New starting tackles in free-agent add Jack Conklin and first-round pick Jedrick Wills Jr., even while he is making the adjustment to the left side, one would imagine should be upgrades over mostly Chris Hubbard and Greg Robinson, too.
Again, however, the Browns have work to do before we can fully be sold, even with their talent, and more so offensively, as B/R’s latest power rankings showed. B/R touched on how the Browns in 2019 were “a massive disappointment in just about every way imaginable,” which was fair to say.
Here was the aforementioned Sobleski’s take on the Cleveland Browns heading into the 2020 campaign, which sticks to the narrative that they have work to do before we completely buy in.
“The Browns are jam-packed with talent at nearly every level. Yet, this team is transitioning to yet another head coach with new systems on both sides of the ball. If this group comes together quickly, it’ll emerge from its long-term dormancy and become a player among the league’s better squads. Though it’s more likely the Browns will display plenty of inconsistency, especially early in the season after myriad training camp injuries, as they try to find themselves.” — Sobleski
As Sobleski/B/R noted, the Browns training camp injuries, and on the defensive side, in particular, have been cause for concern.
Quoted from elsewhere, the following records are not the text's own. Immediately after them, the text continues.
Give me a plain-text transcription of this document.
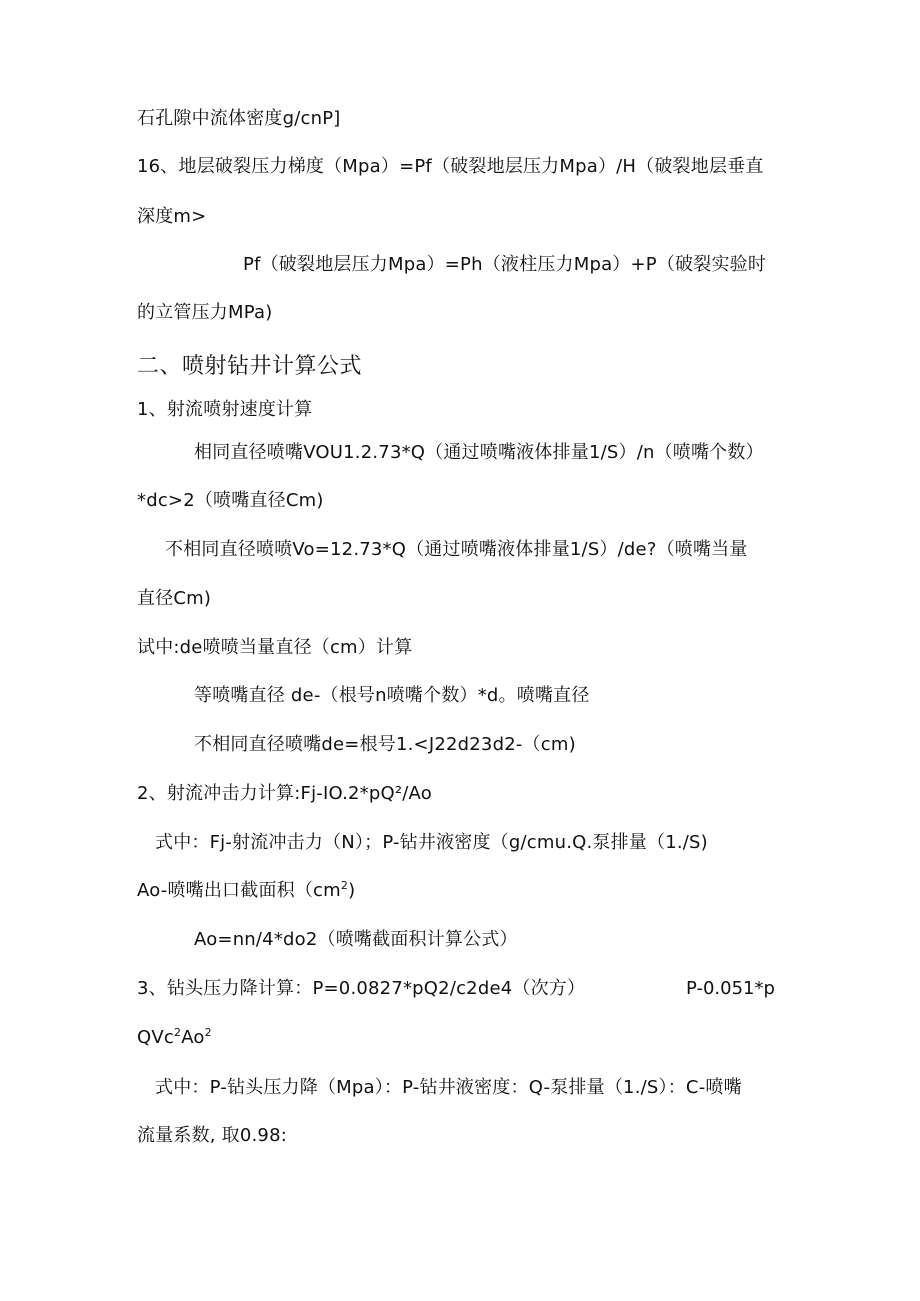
石孔隙中流体密度g/cnP]
16、地层破裂压力梯度（Mpa）=Pf（破裂地层压力Mpa）/H（破裂地层垂直
深度m>
Pf（破裂地层压力Mpa）=Ph（液柱压力Mpa）+P（破裂实验时
的立管压力MPa)
二、喷射钻井计算公式
1、射流喷射速度计算
相同直径喷嘴VOU1.2.73*Q（通过喷嘴液体排量1/S）/n（喷嘴个数）
*dc>2（喷嘴直径Cm)
不相同直径喷喷Vo=12.73*Q（通过喷嘴液体排量1/S）/de?（喷嘴当量
直径Cm)
试中:de喷喷当量直径（cm）计算
等喷嘴直径 de-（根号n喷嘴个数）*d。喷嘴直径
不相同直径喷嘴de=根号1.<J22d23d2-（cm)
2、射流冲击力计算:Fj-IO.2*pQ²/Ao
式中：Fj-射流冲击力（N）；P-钻井液密度（g/cmu.Q.泵排量（1./S)
Ao-喷嘴出口截面积$(cm^2)$
Ao=nn/4*do2（喷嘴截面积计算公式）
3、钻头压力降计算：P=0.0827*pQ2/c2de4（次方）	P-0.051*p
QVc$^2$Ao$^2$
式中：P-钻头压力降（Mpa）：P-钻井液密度：Q-泵排量（1./S）：C-喷嘴
流量系数, 取0.98:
There’s already been a crushing Achilles injury to Grant Delpit, of which DPD’s Mitch Zoloty hit on, a knee hyperextension for Mack Wilson, and Greedy Williams (shoulder), Karl Joseph (foot) and even a bit in relation to Myles Garrett (wrist), could lead to potentially further uncertainty.
Hopefully, we see the Browns defense be able to generate more consistent pressure, though, tackle better and be able to at least be sound in the red zone/create timely turnovers.
Swinging back, it’s on Mayfield to be much more competent in year 3, and one would think that Stefanski, Beckham, Hooper, Chubb, Conklin, and company should aid the Browns signal-caller. So could rookie fourth-rounder Harrison Bryant it appears, who has apparently killed it in camp and was recently named Cleveland’s top rookie in it, as DPD’s Justice Sunderland highlighted.
We’ll have to see what ultimately plays out in 2020 for the Cleveland Browns on the gridiron if the season does go on in regards to the novel coronavirus pandemic, that is. But one thing’s for certain: the Browns need to let their play do the chirping, unlike in 2019.
This group is definitely capable of making the postseason. We’ll have to see, though, as B/R’s current power ranking slot for them at realistically a middle-of-the-pack team shows.